Yo no sé de costura. Seguramente ni para ayudarle a mi madre sabría enhebrar una aguja. Pero tampoco he levantado la Giralda y, sin embargo, podría acabar con mis cervicales si la mirara extasiado todo el tiempo eterno del que ella es capaz de fascinarme. Tampoco he esculpido la Victoria alada de Samotracia, pero permanecería dándole vueltas en el Louvre hasta que me avisaran de que el famoso museo iba a cerrar sus puertas. Y no he necesitado componer el Adagio de Albinoni para que, cada vez que lo escucho, no cese de repetirse la emoción que me causa.
Había que ser muy torpe para no darse cuenta en la antológica de hace unos años de Victorio y Lucchino en la Cartuja, de la genialidad que se dejaban en cada pespunte. Aquello no era una muestra de ropas, sino de prodigios. La originalidad, para no variar en todo arte verdadero, era su secreto invariable, la explicación de gran parte de su éxito. El resto de ese éxito era el gusto, el refinamiento, la naturalidad de lo grande y la contemplación de que lo más grande, siempre es natural. Y trabajo, trabajo, trabajo y más trabajo.

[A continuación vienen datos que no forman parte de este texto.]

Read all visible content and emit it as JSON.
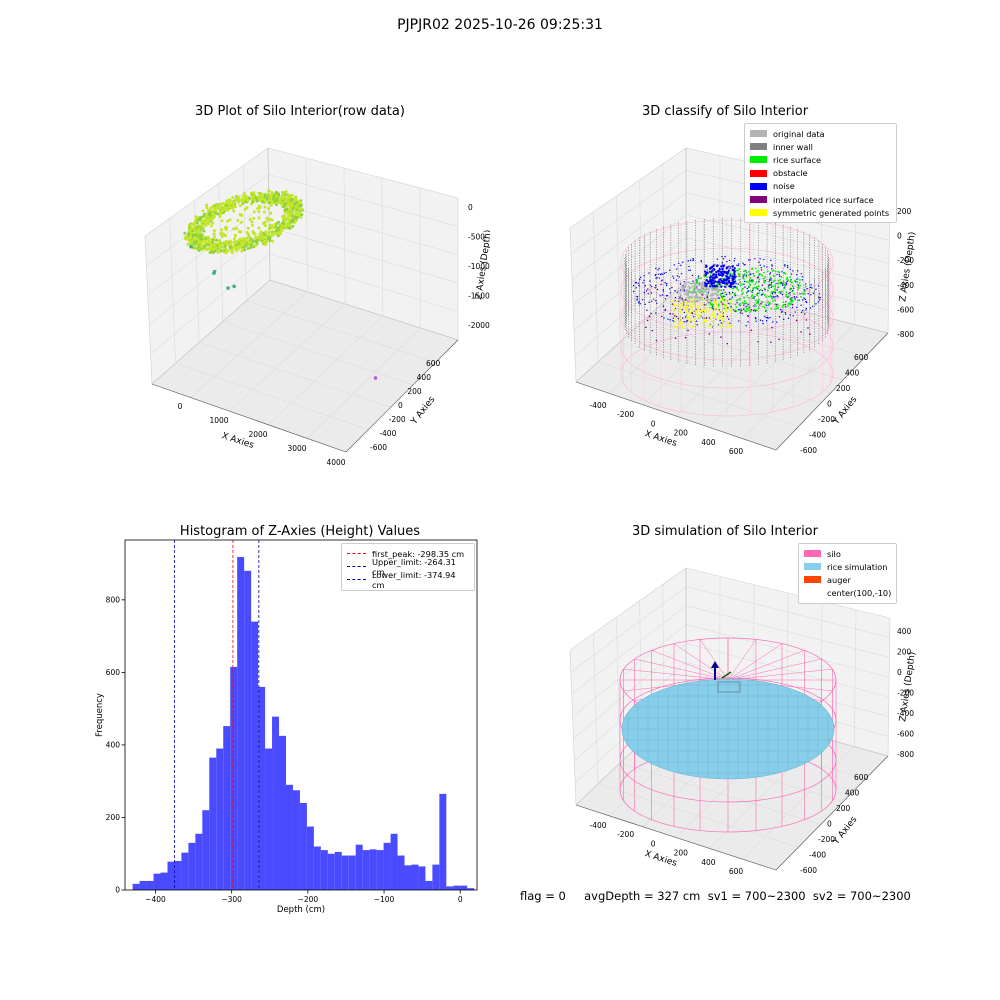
{
  "suptitle": "PJPJR02 2025-10-26 09:25:31",
  "footer": "flag = 0     avgDepth = 327 cm  sv1 = 700~2300  sv2 = 700~2300",
  "chart_data": [
    {
      "type": "scatter",
      "title": "3D Plot of Silo Interior(row data)",
      "xlabel": "X Axies",
      "ylabel": "Y Axies",
      "zlabel": "Z Axies (Depth)",
      "x_ticks": [
        "0",
        "1000",
        "2000",
        "3000",
        "4000"
      ],
      "y_ticks": [
        "600",
        "400",
        "200",
        "0",
        "-200",
        "-400",
        "-600"
      ],
      "z_ticks": [
        "0",
        "-500",
        "-1000",
        "-1500",
        "-2000"
      ],
      "outlier_points": [
        {
          "x": 380,
          "y": 150,
          "z": -1100
        },
        {
          "x": 820,
          "y": 60,
          "z": -1500
        },
        {
          "x": 790,
          "y": 40,
          "z": -1560
        },
        {
          "x": 1150,
          "y": -60,
          "z": -1630
        },
        {
          "x": 980,
          "y": -100,
          "z": -1800
        },
        {
          "x": 3900,
          "y": -500,
          "z": -2050
        }
      ],
      "colors": {
        "cloud": "#c4e62a",
        "cloud_dark": "#8fd13a",
        "outlier": "#3db07a",
        "far": "#b15fc2"
      }
    },
    {
      "type": "scatter",
      "title": "3D classify of Silo Interior",
      "xlabel": "X Axies",
      "ylabel": "Y Axies",
      "zlabel": "Z Axies (Depth)",
      "x_ticks": [
        "-400",
        "-200",
        "0",
        "200",
        "400",
        "600"
      ],
      "y_ticks": [
        "600",
        "400",
        "200",
        "0",
        "-200",
        "-400",
        "-600"
      ],
      "z_ticks": [
        "200",
        "0",
        "-200",
        "-400",
        "-600",
        "-800"
      ],
      "legend": [
        {
          "label": "original data",
          "color": "#b3b3b3"
        },
        {
          "label": "inner wall",
          "color": "#808080"
        },
        {
          "label": "rice surface",
          "color": "#00ee00"
        },
        {
          "label": "obstacle",
          "color": "#ff0000"
        },
        {
          "label": "noise",
          "color": "#0000ee"
        },
        {
          "label": "interpolated rice surface",
          "color": "#800080"
        },
        {
          "label": "symmetric generated points",
          "color": "#ffff00"
        }
      ]
    },
    {
      "type": "bar",
      "title": "Histogram of Z-Axies (Height) Values",
      "xlabel": "Depth (cm)",
      "ylabel": "Frequency",
      "xlim": [
        -440,
        22
      ],
      "ylim": [
        0,
        965
      ],
      "x_ticks": [
        -400,
        -300,
        -200,
        -100,
        0
      ],
      "y_ticks": [
        0,
        200,
        400,
        600,
        800
      ],
      "bin_width": 9.15,
      "bin_start": -430,
      "values": [
        17,
        25,
        25,
        45,
        48,
        78,
        80,
        103,
        130,
        155,
        220,
        365,
        390,
        452,
        615,
        918,
        880,
        740,
        560,
        390,
        478,
        425,
        290,
        275,
        240,
        175,
        120,
        110,
        100,
        105,
        95,
        95,
        125,
        110,
        112,
        110,
        130,
        155,
        95,
        68,
        70,
        65,
        25,
        70,
        265,
        10,
        12,
        12,
        5
      ],
      "bar_color": "#4a4aff",
      "lines": [
        {
          "label": "first_peak: -298.35 cm",
          "x": -298.35,
          "color": "#ff0000"
        },
        {
          "label": "Upper_limit: -264.31 cm",
          "x": -264.31,
          "color": "#0000aa"
        },
        {
          "label": "Lower_limit: -374.94 cm",
          "x": -374.94,
          "color": "#0000aa"
        }
      ]
    },
    {
      "type": "scatter",
      "title": "3D simulation of Silo Interior",
      "xlabel": "X Axies",
      "ylabel": "Y Axies",
      "zlabel": "Z Axies (Depth)",
      "x_ticks": [
        "-400",
        "-200",
        "0",
        "200",
        "400",
        "600"
      ],
      "y_ticks": [
        "600",
        "400",
        "200",
        "0",
        "-200",
        "-400",
        "-600"
      ],
      "z_ticks": [
        "400",
        "200",
        "0",
        "-200",
        "-400",
        "-600",
        "-800"
      ],
      "legend": [
        {
          "label": "silo",
          "color": "#ff69b4"
        },
        {
          "label": "rice simulation",
          "color": "#87ceeb"
        },
        {
          "label": "auger",
          "color": "#ff4500"
        },
        {
          "label": "center(100,-10)",
          "color": ""
        }
      ]
    }
  ]
}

Nadie les ha regalado nada, me parece. Se lo han currado bien. Y hasta han debido de tributar lo suyo la merecida fama alcanzada. Un día, tan inconsciente como puede hacerte de joven la vanidad, le pregunté a José Víctor, al borde de una de las aceras de su barrio de la antigua Costanilla, si no pensaba que fuera de Sevilla, viviendo en una ciudad como Nueva York, hubieran llegado más lejos aún en su carrera internacional. Tuvo una respuesta inmediata:
-Hay que pagar el precio de escuchar a los vencejos por la tarde.
De los dibujos por el aire de esos vencejos parece que están hechos los diseños de Victorio y Lucchino. De las piruetas entrecruzadas de sus vuelos se tejen sus creaciones. De la caída de la luz de Sevilla parecen salir sus malvas en busca de noches de pasión. El crepúsculo en Victorio y Lucchino no es más que la forma de amanecer a la noche, de adentrarse en ella con la luz espectacular de la inspiración.

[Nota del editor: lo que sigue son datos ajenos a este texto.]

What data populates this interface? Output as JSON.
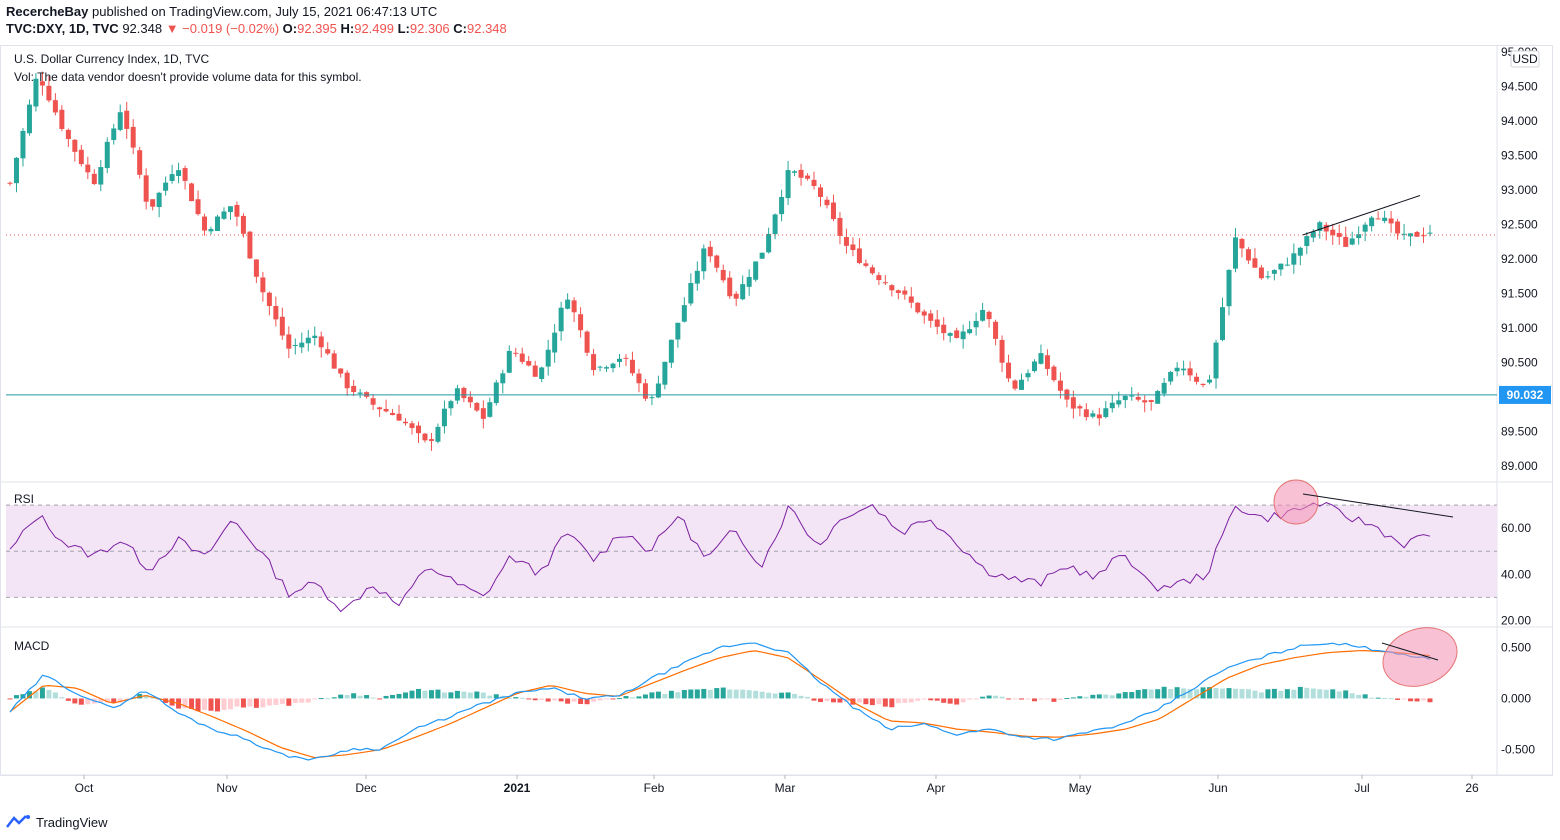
{
  "header": {
    "publisher": "RecercheBay",
    "published_text": "published on TradingView.com, July 15, 2021 06:47:13 UTC",
    "symbol": "TVC:DXY, 1D, TVC",
    "last": "92.348",
    "change": "▼ −0.019 (−0.02%)",
    "o_label": "O:",
    "o": "92.395",
    "h_label": "H:",
    "h": "92.499",
    "l_label": "L:",
    "l": "92.306",
    "c_label": "C:",
    "c": "92.348"
  },
  "main_title": "U.S. Dollar Currency Index, 1D, TVC",
  "vol_note": "Vol: The data vendor doesn't provide volume data for this symbol.",
  "currency_badge": "USD",
  "price_line_label": "90.032",
  "rsi_label": "RSI",
  "macd_label": "MACD",
  "footer_brand": "TradingView",
  "colors": {
    "up": "#26a69a",
    "down": "#ef5350",
    "rsi_line": "#7b1fa2",
    "rsi_band": "#f3e5f5",
    "macd_line": "#2196f3",
    "signal_line": "#ff6d00",
    "price_line": "#2196a6",
    "highlight": "#f48fb1"
  },
  "chart_data": [
    {
      "type": "candlestick",
      "name": "price",
      "y_ticks": [
        "95.000",
        "94.500",
        "94.000",
        "93.500",
        "93.000",
        "92.500",
        "92.000",
        "91.500",
        "91.000",
        "90.500",
        "90.000",
        "89.500",
        "89.000"
      ],
      "ylim": [
        88.8,
        95.1
      ],
      "x_ticks": [
        "Oct",
        "Nov",
        "Dec",
        "2021",
        "Feb",
        "Mar",
        "Apr",
        "May",
        "Jun",
        "Jul",
        "26"
      ],
      "horizontal_line": 90.032,
      "last_close": 92.348,
      "anchors": [
        93.1,
        94.7,
        93.8,
        93.1,
        94.2,
        92.7,
        93.4,
        92.4,
        92.8,
        91.6,
        90.7,
        90.9,
        90.2,
        89.9,
        89.7,
        89.3,
        90.1,
        89.7,
        90.7,
        90.3,
        91.5,
        90.4,
        90.6,
        89.9,
        91.1,
        92.2,
        91.4,
        92.1,
        93.3,
        93.0,
        92.2,
        91.8,
        91.5,
        91.1,
        90.8,
        91.3,
        90.1,
        90.6,
        89.9,
        89.7,
        90.0,
        89.9,
        90.5,
        90.1,
        92.3,
        91.7,
        92.0,
        92.5,
        92.2,
        92.7,
        92.3,
        92.4
      ]
    },
    {
      "type": "line",
      "name": "RSI",
      "y_ticks": [
        "60.00",
        "40.00",
        "20.00"
      ],
      "ylim": [
        18,
        80
      ],
      "bands": [
        30,
        50,
        70
      ],
      "anchors": [
        50,
        66,
        53,
        48,
        55,
        42,
        55,
        47,
        64,
        50,
        32,
        36,
        24,
        36,
        26,
        44,
        36,
        30,
        48,
        40,
        58,
        46,
        59,
        50,
        66,
        46,
        59,
        44,
        70,
        52,
        66,
        70,
        58,
        65,
        54,
        42,
        38,
        36,
        44,
        38,
        50,
        34,
        36,
        40,
        70,
        64,
        67,
        71,
        65,
        61,
        53,
        57
      ]
    },
    {
      "type": "line",
      "name": "MACD",
      "y_ticks": [
        "0.500",
        "0.000",
        "-0.500"
      ],
      "ylim": [
        -0.75,
        0.7
      ],
      "series_anchors": {
        "macd": [
          -0.13,
          0.23,
          0.05,
          -0.1,
          0.08,
          -0.15,
          -0.3,
          -0.4,
          -0.55,
          -0.6,
          -0.5,
          -0.49,
          -0.3,
          -0.18,
          -0.05,
          0.05,
          0.1,
          0.0,
          0.02,
          0.2,
          0.35,
          0.5,
          0.55,
          0.45,
          0.15,
          -0.1,
          -0.3,
          -0.25,
          -0.35,
          -0.3,
          -0.38,
          -0.4,
          -0.32,
          -0.25,
          -0.1,
          0.1,
          0.3,
          0.4,
          0.5,
          0.55,
          0.5,
          0.45,
          0.38
        ],
        "signal": [
          -0.13,
          0.13,
          0.1,
          -0.05,
          0.03,
          -0.05,
          -0.18,
          -0.32,
          -0.48,
          -0.58,
          -0.55,
          -0.5,
          -0.38,
          -0.25,
          -0.1,
          0.05,
          0.13,
          0.05,
          0.02,
          0.15,
          0.28,
          0.4,
          0.47,
          0.4,
          0.18,
          -0.05,
          -0.22,
          -0.24,
          -0.3,
          -0.33,
          -0.37,
          -0.38,
          -0.35,
          -0.3,
          -0.2,
          0.0,
          0.2,
          0.33,
          0.4,
          0.45,
          0.47,
          0.45,
          0.42
        ]
      }
    }
  ]
}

Esa inspiración ha abarcado además todas las horas y todos los lugares del mundo. Ha obrado la universal presencia de lo nuestro, de lo andaluz, de lo sevillano. ¿Cómo no habría de encontrarse entonces a sus anchas en el Palacio de las Dueñas y describiendo con justeza el espíritu singular de Cayetana? Esa exactitud nunca es fácil. Y mucho menos en las circunstancias relevantes en que se ha dado. No está al alcance de cualquiera la serenidad necesaria para la creación con carácter extraordinario, muy extraordinario. Los vestidos de la novia y de la madrina, Carmen Tello, no dejan lugar a dudas: Victorio y Lucchino no se abruman ante las más pesadas reponsabilidades. No los desorienta ni la expectativa de una repercusión sin límites geográficos, previendo que las imágenes del enlace matrimonial de la Duquesa de Alba iban a dar -como así ha sido- la vuelta al mundo. No hay un solo indicio de temor que les hubiera hecho sobrepasar la elegancia bien difícil de la pura sencillez. No les tiembla el pulso, su tensión es modélica, no reciben el encargo con el terror del que emanan modelos repollos como el de Lady Di, esos que, por si acaso, no quieren dejarse nada atrás, salvo una cola más larga que la del paro. Aquel traje nupcial de Lady Di estuvo inspirado en el propio espanto de las tazas de té donde iba a terminar serigrafiado, en los platos de porcelana inglesa, en llaveros. La obra maestra del traje de Cayetana iba, sin embargo, a pasearse por los jardines sombreados de su incomparable Palacio. Y Victorio y Lucchino han demostrado saber perfectamente, como siempre, dónde se sitúa la sutil línea divisoria entre lo necesario y el exceso. Todo eso, como si hubieran trazado una luminosidad más que combinar con la frescura de los surtidores de Las Dueñas, merece una sincera felicitación. ¿No creen?